Ravenswood Horizontal Levee Project

If you’re walking on the southeast side of Bedwell Bayfront Park you may be confused by the farming activity happening down by the salt ponds. Save The Bay’s Habitat Restoration Team is working with contractors to use farming techniques to restore habitat!

After a long waiting period due to construction and the pandemic, our team is starting to vegetate the horizontal levee project this fall and through the winter.

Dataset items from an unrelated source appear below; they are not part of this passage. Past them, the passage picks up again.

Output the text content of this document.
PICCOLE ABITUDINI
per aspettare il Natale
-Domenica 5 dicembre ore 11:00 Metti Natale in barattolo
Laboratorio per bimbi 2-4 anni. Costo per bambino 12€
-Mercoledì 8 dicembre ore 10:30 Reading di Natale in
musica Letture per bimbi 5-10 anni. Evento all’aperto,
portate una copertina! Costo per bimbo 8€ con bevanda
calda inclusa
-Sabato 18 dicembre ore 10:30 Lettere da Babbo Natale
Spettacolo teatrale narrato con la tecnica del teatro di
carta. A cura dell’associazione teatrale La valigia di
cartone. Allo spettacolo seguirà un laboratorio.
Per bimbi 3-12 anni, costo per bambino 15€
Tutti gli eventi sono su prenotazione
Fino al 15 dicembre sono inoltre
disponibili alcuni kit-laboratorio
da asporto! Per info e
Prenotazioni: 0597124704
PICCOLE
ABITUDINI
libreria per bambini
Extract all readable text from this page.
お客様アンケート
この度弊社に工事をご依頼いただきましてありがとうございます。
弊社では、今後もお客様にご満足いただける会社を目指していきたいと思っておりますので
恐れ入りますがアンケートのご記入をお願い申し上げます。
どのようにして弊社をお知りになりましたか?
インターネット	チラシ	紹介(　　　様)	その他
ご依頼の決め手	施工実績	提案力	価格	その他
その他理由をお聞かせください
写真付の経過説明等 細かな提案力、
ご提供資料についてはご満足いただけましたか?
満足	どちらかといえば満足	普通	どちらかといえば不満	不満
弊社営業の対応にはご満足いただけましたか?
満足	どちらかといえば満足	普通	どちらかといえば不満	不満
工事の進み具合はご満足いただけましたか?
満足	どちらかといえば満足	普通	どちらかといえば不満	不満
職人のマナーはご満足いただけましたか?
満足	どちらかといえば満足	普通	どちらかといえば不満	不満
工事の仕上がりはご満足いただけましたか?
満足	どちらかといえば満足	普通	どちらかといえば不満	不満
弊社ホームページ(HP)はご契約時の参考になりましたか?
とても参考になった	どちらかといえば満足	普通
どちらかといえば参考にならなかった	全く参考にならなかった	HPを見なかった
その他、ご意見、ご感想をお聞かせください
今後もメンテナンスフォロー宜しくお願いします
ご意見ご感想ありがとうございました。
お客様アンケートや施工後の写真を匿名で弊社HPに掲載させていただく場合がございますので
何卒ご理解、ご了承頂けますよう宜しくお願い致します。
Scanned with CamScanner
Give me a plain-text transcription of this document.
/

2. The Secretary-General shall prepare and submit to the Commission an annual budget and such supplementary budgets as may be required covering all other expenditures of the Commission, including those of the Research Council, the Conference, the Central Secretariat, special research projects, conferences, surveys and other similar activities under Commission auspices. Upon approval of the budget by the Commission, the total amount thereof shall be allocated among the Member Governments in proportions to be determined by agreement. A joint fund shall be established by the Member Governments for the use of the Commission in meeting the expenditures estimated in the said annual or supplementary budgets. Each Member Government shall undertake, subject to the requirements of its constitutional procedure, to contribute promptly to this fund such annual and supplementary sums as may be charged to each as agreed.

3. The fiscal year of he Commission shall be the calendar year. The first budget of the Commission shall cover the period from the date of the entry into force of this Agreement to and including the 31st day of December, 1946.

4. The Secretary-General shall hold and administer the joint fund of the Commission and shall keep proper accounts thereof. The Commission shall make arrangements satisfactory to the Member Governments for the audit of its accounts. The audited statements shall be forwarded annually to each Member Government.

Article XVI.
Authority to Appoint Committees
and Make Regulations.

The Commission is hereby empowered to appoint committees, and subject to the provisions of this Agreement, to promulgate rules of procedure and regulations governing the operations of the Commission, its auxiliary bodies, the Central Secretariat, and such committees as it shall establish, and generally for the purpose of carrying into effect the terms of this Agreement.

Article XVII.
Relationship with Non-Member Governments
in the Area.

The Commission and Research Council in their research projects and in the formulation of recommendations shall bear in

Volunteers that have met us on the shoreline in the past are probably familiar with our ongoing restoration projects on the Martin Luther King Jr. Regional Shoreline or in the Palo Alto Baylands. We work in these sites in partnership with Palo Alto Baylands Park Rangers and the East Bay Regional Parks District who have given us space to grow native plants in our nurseries. Each plant has its own pot and all individuals are spread throughout the site.

   
The Ravenswood R4 Pond horizontal levee project is different both in size and restoration technique. We are growing native plants for 9.6 acres of gradually sloping levee, and so our strategies change. Our farming partners till the levee with a disc harrow and help us spread rhizomes of native grasses throughout the site. Rhizomes are modified stems that grow underground, allowing our native plants to spread out and establish in the site. Partner organizations at Ravenswood include the South Bay Salt Pond Restoration Project, Ducks Unlimited, the State Coastal Conservancy, the USFWS, the West Bay Sanitary District and the City of Menlo Park.

   

Our Creeping Wild Rye and Salt Grass have been growing and developing strong rhizomes for over a year, and they are now ready to move out of their raised beds and into the field.

   

The Habitat Restoration Team is currently pruning the above ground material off of these species and many more, and will soon be planting them throughout the levee. Our team has also been cleaning over 200 pounds of native seeds that will be mixed together and spread along the levee as well. Keep your fingers crossed for lots of rain this winter and we hope to see you on the shoreline as soon as it’s safe to do so!